If I have a model who is conveniently available for photographs, I am a super happy ducky. It's difficult to find a face that translates well into my work. Sometimes the most stunning girls don't make good references for me to draw, and sometimes I'll find a face that I don't particularly find attractive, but there is some magic about the angles that produce my perfect painting girl. However with my bestest friend, I find the best of both worlds in one human being. Here are the refs I shot recently of this lovely lady! (She will kill me for sharing them, eheheheh...)
2. Modeling for myself
Sometimes the only person available to photograph is my own little self. I used to loathe this option because I don't find my own face inspiring in the least, and it's rather hard to both pose and take the photo at the same time! However recently because the new iPhone has the mirror photo feature (in which you can see yourself and capture the image like a webcam.) This method works brilliantly well! I can be as picky, fussy, and take as long as I want when they model is me. I can declare "Gross, not that one. Try again!" without hurting anyone's feelings. And I can always replace my face with a much lovelier one. Hehe.
↓ I can't believe I'm sharing this embarrassing reference photo I took of myself. (Mostly a hand reference. O_O;)

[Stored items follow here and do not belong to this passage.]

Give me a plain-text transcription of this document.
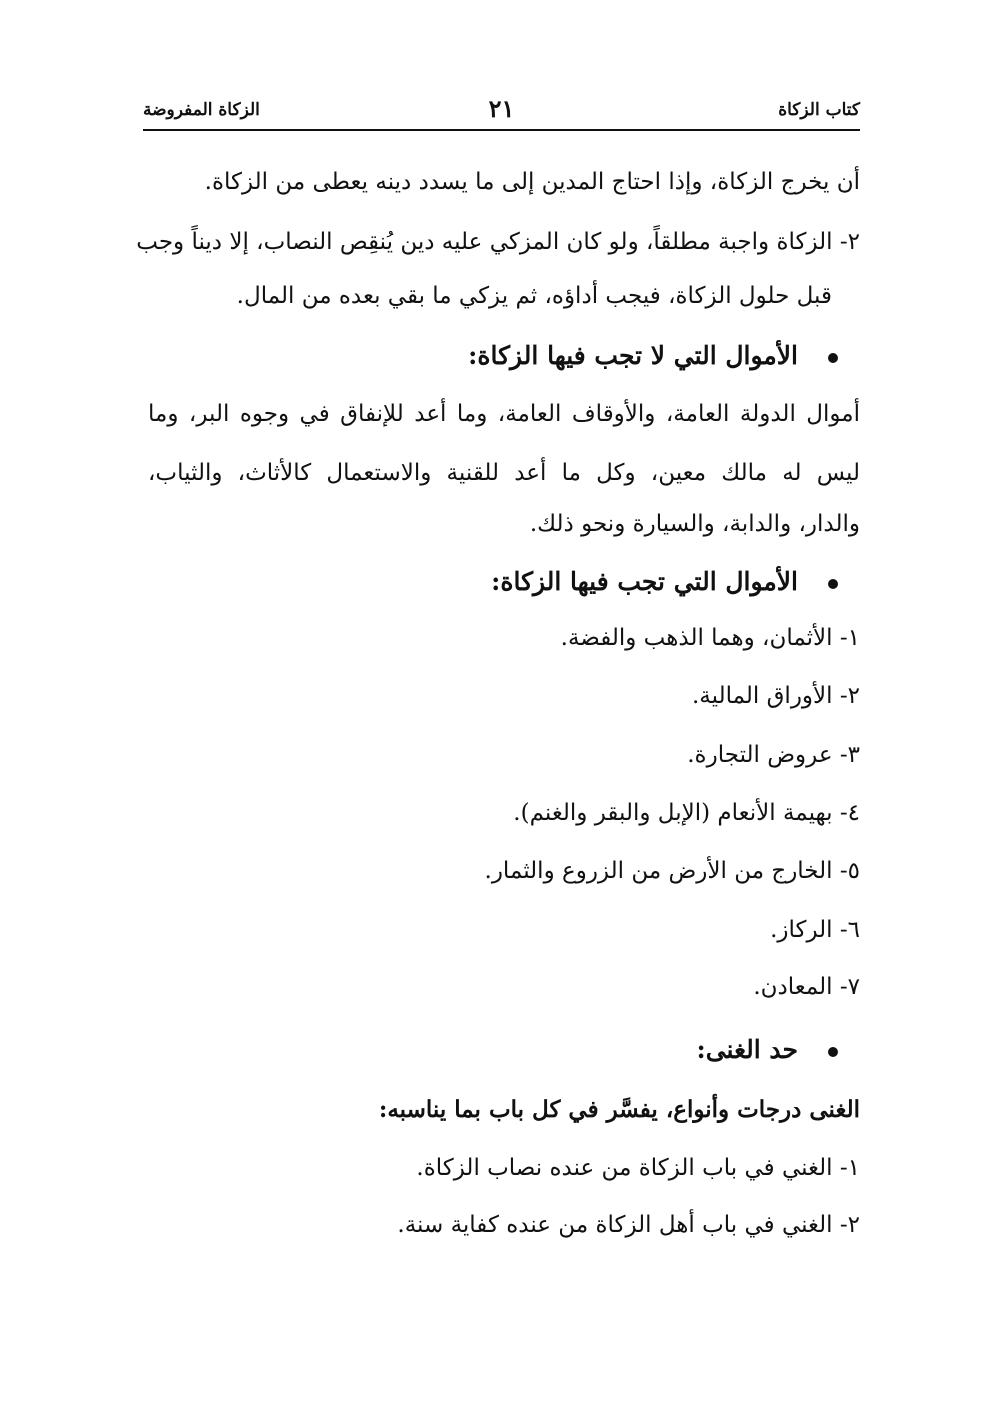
كتاب الزكاة
٢١
الزكاة المفروضة
أن يخرج الزكاة، وإذا احتاج المدين إلى ما يسدد دينه يعطى من الزكاة.
٢- الزكاة واجبة مطلقاً، ولو كان المزكي عليه دين يُنقِص النصاب، إلا ديناً وجب
قبل حلول الزكاة، فيجب أداؤه، ثم يزكي ما بقي بعده من المال.
الأموال التي لا تجب فيها الزكاة:
أموال الدولة العامة، والأوقاف العامة، وما أعد للإنفاق في وجوه البر، وما
ليس له مالك معين، وكل ما أعد للقنية والاستعمال كالأثاث، والثياب،
والدار، والدابة، والسيارة ونحو ذلك.
الأموال التي تجب فيها الزكاة:
١- الأثمان، وهما الذهب والفضة.
٢- الأوراق المالية.
٣- عروض التجارة.
٤- بهيمة الأنعام (الإبل والبقر والغنم).
٥- الخارج من الأرض من الزروع والثمار.
٦- الركاز.
٧- المعادن.
حد الغنى:
الغنى درجات وأنواع، يفسَّر في كل باب بما يناسبه:
١- الغني في باب الزكاة من عنده نصاب الزكاة.
٢- الغني في باب أهل الزكاة من عنده كفاية سنة.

As you can QUITE see, the photo doesn't have to be that good or amazing... as long as it's clear and big enough to use as a reference.
3. Photos from online
I continually collect photos that inspire me on my daily perusal of websites and blogs. I keep them all handy and pull them out when I need ideas or inspiration. I may practice drawing from online photos, but I don't use them exclusively for paintings. I want the idea to be my own, not someone else's (plus, you can get in trouble for direct copying of images that don't belong to you.) But they are very useful for pose, color, facial features, etc. Here are some of my fave inspirational blogs of late:
Charmaine Olivia's Tumblr
Heart in a Cage
4. Color schemes
I blogged before about Adobe Kuler helping me to pick out a cohesive color palette. I have to do this before I begin, because I'm the type of person who, during the painting process, completely forgets what I had planned and flies by the "seat of my pants." Then, the painting ends up looking quite different than I envisioned (although this is sometimes good.) Another great blog for color ideas is Decor 8. The colors in every single post are so incredibly inspiring and pop out like crazy. Here's an example of the color "map" I make before the start of every piece. This gives me a good, solid guide to what paint colors I should mix and use throughout the entire piece.
5. Lighting references
As time goes on, I get picker and picker about the type of lighting/shadows I like to depict. I used to love heavy lights and darks like Caravaggio used. However these days, I strangely prefer the flat "flash" look, or else a very delicate rim lighting. It's pretty easy to take lighting from one photo and transfer it to another face as long as the angle is similar. Try it sometime!
↓ This photo of model Jourdan Dunn has the most perfect rim lighting that I just adore.
↓ That photo is the lighting reference for most of my faces, even boys!